Kashmir has been divided between India and Pakistan since both countries gained independence in 1947. Both nations claim the Himalayan territory in its entirety, with Kashmiris still staking a claim to self-determination. Since 1988, the Indian military has deployed hundreds of thousands of security forces to quell an insurgency against Indian rule.
In July, Amnesty International accused the Indian government of refusing to prosecute perpetrators of human rights abuses in the region.
According to Amnesty, more than 96 percent of all allegations of human rights violations pitted against India’s personnel in the disputed territory have been declared as “false or baseless”.
“Till now, not a single member of the security forces deployed in the state has been tried for human rights violations in a civilian court. This lack of accountability has in turn facilitated other serious abuses,” Minar Pimple, a senior director of global operations at Amnesty said.
In a rare deviation from the norm, a military court sentenced five Indian soldiers to life imprisonment for the murder of three Kashmiri men in 2010. Omar Abdullah, the then chief minister of Jammu and Kashmir, described it as a “watershed moment”.

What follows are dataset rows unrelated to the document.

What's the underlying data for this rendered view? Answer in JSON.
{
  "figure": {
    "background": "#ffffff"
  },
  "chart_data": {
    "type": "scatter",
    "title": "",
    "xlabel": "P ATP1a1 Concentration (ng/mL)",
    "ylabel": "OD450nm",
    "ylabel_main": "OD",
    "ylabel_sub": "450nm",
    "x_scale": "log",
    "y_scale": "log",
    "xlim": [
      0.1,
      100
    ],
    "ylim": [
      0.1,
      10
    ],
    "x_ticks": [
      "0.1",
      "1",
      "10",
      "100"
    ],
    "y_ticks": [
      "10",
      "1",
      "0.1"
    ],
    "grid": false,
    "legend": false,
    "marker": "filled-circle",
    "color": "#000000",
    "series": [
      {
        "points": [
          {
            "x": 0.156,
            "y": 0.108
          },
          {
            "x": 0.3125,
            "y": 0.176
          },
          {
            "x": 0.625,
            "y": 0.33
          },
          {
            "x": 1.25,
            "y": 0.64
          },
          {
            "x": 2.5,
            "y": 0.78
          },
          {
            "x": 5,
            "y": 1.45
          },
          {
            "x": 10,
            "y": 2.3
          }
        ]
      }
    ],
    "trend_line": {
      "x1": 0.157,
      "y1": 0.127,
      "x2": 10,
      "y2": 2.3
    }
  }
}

Amnesty welcomed the move but cautioned that “for justice to be consistently delivered, security force personnel accused of human rights violations should be prosecuted in civilian courts”.
Over the past two decades more than 60,000 people have been killed in the insurgency, and the dispute remains a perilous red herring in India-Pakistan relations.
Showkat Shafi contributed to this report from New Delhi.